To Serve and Perfect
By Joe Maglitta
Over the years we’ve become a spoiled by new hardware, software and systems that, on whole, are faster, cheaper and better – sometimes astoundingly so. Now, an expanded global IBM Research initiative aims to speed similar gains in a less glamorous but no less crucial part of the technology success equation: services.
IBM’s new Services Innovations Lab (SIL) extends a decade-old effort to help companies reduce costs, improve productivity and optimize their IT infrastructure by teaming more than 200 hand-picked global researchers with service practitioners, according to a July 28 announcement.
“The lab will accelerate the expansion of real-time analytics and software automation in both IBM’s technology services offerings and its global services delivery capabilities,” explains Mike Daniels, senior vice president and group executive, IBM Services.
For customers, the new expanded initiative promises a new generation of practices, processes and tools to businesses run more productively and cost-effectively. By making Service R&D a smarter process, IBM hopes to maintain its commanding lead in space. According to Gartner, in 2010 IBM topped all vendors in $793 billion worldwide market with $56 billion in service revenues.
The new SIL will concentrate on improving business and technical delivery of services in cloud computing, advanced analytics, enterprise mobilization and various Smarter Planet initiatives and other hot new areas.
“There will be a lot of focus on cloud… as a basis of delivering services,” explains Stefan Nusser, IBM Research – Almaden and SIL Lead. He says researchers are looking closely at “different onramps for bring workloads onto cloud.”
While teams will build on delivery methodologies and templates originally developed by Pricewaterhouse Cooper (PwC) for specific industries, there are important new twists.
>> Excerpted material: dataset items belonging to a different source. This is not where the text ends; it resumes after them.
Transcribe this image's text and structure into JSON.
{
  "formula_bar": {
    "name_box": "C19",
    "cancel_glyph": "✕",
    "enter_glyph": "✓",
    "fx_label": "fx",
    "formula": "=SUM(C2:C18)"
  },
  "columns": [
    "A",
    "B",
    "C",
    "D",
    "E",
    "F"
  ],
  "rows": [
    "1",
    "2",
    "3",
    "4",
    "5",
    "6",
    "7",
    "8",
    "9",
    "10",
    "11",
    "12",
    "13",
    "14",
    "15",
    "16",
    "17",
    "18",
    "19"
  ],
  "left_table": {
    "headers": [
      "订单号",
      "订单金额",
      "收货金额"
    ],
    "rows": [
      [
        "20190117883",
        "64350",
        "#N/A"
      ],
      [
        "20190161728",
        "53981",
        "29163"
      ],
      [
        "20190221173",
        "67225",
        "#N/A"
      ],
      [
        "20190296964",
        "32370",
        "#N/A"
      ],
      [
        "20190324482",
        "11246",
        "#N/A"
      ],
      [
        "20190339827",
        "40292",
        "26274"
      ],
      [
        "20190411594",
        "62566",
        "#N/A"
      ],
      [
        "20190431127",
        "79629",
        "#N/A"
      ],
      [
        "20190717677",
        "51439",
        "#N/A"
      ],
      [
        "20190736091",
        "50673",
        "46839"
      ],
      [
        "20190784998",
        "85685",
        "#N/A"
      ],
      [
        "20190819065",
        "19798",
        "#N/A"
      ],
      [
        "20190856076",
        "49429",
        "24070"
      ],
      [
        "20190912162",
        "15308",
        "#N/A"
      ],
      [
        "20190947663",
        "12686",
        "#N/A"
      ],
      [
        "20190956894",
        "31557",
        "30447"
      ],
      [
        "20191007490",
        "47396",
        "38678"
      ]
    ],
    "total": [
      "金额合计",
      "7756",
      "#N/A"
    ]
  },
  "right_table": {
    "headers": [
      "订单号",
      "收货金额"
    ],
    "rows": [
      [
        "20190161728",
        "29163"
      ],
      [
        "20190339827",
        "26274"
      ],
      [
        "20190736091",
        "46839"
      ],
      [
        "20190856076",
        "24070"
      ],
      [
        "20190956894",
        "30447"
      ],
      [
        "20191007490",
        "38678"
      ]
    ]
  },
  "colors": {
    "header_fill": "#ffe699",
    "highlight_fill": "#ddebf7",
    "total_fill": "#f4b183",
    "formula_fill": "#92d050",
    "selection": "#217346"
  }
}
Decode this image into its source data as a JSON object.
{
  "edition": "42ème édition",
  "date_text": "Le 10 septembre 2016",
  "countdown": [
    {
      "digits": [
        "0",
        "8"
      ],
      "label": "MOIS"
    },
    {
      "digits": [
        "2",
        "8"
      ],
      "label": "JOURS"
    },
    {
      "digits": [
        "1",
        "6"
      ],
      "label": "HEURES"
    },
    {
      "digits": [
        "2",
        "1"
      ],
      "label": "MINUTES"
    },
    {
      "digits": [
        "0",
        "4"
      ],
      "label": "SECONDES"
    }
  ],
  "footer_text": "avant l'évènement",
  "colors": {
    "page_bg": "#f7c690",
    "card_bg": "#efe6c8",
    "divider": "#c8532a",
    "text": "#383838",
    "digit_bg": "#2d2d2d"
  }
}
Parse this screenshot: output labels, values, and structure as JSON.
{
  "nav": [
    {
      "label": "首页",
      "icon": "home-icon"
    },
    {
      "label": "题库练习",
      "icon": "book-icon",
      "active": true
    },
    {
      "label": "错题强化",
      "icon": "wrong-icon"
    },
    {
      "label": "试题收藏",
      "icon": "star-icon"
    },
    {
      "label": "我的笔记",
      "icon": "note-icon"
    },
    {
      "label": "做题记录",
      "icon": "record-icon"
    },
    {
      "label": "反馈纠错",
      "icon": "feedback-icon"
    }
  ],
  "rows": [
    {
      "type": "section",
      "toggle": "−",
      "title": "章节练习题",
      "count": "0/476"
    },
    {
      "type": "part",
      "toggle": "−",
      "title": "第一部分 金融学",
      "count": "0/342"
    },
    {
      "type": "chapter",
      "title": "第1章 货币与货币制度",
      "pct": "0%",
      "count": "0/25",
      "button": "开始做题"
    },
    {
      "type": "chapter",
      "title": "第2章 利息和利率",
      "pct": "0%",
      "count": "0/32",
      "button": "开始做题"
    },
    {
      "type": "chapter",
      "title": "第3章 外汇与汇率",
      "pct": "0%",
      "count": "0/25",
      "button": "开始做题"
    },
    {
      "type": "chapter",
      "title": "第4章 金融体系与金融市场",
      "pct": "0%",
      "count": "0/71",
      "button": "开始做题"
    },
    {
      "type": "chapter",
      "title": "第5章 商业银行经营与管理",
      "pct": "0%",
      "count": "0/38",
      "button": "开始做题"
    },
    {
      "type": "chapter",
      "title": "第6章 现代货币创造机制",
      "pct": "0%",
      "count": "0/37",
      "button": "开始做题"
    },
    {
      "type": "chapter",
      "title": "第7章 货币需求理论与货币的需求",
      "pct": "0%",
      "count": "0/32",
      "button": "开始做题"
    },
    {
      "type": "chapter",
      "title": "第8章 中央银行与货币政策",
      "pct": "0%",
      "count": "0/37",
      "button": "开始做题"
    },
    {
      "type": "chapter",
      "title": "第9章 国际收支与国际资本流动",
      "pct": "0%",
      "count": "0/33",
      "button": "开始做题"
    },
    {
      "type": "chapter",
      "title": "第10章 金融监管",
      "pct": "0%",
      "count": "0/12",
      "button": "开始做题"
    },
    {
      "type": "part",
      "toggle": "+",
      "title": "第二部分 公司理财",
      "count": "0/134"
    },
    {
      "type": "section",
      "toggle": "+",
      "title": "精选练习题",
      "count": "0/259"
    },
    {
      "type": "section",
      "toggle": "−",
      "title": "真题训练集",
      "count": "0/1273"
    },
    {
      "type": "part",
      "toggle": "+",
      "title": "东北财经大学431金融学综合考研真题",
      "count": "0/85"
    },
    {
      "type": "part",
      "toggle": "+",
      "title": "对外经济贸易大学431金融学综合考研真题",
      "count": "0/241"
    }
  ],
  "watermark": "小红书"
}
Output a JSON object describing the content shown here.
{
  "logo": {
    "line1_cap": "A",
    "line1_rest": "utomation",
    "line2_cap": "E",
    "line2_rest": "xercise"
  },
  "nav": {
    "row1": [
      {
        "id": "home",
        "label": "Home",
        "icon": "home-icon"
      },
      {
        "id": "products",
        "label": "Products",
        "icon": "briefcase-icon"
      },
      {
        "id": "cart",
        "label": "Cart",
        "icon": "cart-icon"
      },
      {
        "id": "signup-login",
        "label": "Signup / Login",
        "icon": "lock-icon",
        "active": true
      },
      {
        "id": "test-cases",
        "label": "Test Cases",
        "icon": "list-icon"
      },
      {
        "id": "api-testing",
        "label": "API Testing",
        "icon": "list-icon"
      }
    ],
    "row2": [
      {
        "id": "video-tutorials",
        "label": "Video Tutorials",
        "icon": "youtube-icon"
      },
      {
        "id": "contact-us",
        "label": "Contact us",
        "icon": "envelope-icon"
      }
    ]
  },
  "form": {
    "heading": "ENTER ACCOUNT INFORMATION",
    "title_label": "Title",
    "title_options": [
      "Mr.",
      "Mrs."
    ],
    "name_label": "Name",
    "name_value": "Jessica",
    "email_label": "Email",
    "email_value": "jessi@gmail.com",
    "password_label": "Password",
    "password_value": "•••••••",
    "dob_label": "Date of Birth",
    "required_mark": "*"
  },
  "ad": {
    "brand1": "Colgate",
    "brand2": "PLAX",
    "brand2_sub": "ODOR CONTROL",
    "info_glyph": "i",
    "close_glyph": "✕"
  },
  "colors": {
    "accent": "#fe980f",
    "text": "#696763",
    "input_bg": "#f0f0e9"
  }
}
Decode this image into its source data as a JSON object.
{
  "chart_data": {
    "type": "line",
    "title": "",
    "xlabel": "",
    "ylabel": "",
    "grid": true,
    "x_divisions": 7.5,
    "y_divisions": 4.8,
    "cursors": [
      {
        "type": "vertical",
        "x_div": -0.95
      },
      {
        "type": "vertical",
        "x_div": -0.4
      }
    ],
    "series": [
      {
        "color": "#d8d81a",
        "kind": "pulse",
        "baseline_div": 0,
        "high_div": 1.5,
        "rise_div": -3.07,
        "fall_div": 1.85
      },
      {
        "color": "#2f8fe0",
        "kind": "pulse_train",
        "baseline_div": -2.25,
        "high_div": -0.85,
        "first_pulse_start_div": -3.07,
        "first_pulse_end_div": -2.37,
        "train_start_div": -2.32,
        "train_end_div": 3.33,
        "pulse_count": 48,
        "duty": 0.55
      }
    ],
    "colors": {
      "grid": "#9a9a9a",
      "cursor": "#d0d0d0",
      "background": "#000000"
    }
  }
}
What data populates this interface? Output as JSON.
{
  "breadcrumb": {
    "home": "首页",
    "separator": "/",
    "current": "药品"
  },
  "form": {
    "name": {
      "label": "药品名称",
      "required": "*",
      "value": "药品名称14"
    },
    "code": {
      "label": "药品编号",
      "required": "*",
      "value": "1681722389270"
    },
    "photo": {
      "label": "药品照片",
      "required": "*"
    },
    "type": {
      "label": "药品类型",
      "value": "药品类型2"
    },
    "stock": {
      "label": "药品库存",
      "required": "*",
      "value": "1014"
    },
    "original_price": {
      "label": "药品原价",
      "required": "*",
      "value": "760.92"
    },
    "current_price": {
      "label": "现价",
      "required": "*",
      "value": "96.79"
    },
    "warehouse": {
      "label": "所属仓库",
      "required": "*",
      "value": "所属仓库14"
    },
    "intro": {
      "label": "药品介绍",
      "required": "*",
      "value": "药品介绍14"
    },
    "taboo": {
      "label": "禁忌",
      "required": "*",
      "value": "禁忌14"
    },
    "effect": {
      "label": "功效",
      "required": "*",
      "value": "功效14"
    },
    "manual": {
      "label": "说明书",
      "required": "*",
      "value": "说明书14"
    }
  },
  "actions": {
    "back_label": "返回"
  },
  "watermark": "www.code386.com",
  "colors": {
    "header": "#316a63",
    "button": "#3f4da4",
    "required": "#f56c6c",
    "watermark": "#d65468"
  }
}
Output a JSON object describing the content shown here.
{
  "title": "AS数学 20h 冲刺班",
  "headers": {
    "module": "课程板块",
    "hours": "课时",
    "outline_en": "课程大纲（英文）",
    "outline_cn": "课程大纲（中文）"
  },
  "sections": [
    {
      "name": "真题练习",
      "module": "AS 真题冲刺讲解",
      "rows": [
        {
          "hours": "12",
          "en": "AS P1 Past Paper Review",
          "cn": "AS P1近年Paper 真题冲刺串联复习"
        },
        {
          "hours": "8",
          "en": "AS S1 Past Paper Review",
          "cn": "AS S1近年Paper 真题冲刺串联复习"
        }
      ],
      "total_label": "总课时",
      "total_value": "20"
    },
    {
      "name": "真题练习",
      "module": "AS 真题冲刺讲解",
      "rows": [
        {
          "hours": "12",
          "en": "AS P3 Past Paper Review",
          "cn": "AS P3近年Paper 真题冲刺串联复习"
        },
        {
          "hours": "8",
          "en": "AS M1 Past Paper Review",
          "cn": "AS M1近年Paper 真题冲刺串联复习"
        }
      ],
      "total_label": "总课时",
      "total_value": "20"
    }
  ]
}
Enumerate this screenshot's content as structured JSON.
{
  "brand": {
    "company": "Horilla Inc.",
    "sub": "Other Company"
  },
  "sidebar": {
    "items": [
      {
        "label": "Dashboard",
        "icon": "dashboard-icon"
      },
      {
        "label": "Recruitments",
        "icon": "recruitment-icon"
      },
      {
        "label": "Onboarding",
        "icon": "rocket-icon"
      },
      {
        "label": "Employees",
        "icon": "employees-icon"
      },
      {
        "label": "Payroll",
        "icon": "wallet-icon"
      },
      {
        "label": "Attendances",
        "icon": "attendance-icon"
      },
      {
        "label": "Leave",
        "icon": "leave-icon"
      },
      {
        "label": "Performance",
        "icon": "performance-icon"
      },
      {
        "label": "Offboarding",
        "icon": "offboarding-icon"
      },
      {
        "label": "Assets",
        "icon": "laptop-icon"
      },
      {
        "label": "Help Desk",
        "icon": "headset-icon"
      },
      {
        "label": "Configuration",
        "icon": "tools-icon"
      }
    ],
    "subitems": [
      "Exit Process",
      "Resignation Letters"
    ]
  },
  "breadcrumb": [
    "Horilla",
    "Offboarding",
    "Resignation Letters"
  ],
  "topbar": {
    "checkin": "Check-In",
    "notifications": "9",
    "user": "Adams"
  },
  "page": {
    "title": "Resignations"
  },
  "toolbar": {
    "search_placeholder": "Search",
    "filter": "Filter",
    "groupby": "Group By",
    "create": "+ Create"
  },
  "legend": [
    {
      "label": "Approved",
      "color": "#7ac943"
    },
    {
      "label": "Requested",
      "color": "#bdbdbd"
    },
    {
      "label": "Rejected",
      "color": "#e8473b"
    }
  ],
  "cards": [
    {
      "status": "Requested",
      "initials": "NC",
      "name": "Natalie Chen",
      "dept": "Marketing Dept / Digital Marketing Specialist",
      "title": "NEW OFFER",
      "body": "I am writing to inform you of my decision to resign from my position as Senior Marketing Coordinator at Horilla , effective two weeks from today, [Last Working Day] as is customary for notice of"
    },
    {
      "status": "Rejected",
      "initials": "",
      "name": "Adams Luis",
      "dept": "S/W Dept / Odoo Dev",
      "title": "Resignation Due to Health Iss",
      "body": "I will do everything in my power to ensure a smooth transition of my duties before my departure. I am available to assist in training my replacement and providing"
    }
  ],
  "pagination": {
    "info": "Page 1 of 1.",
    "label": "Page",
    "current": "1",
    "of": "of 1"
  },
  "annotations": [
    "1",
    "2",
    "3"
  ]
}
IBM research, development and production teams will work more closely,” Nusser says. Similar efforts to blend teams have worked well with database and semiconductor research, he says. “Meshing … let’s them really absorb each other’s knowledge.”
Also new: a focus on better understanding the human dimensions of service delivery, with an eye to improving productivity and automation.
The SIL will operate out of IBM Research’s Labs worldwide, including New York, California, China, Israel, India, Japan, Switzerland and Brazil.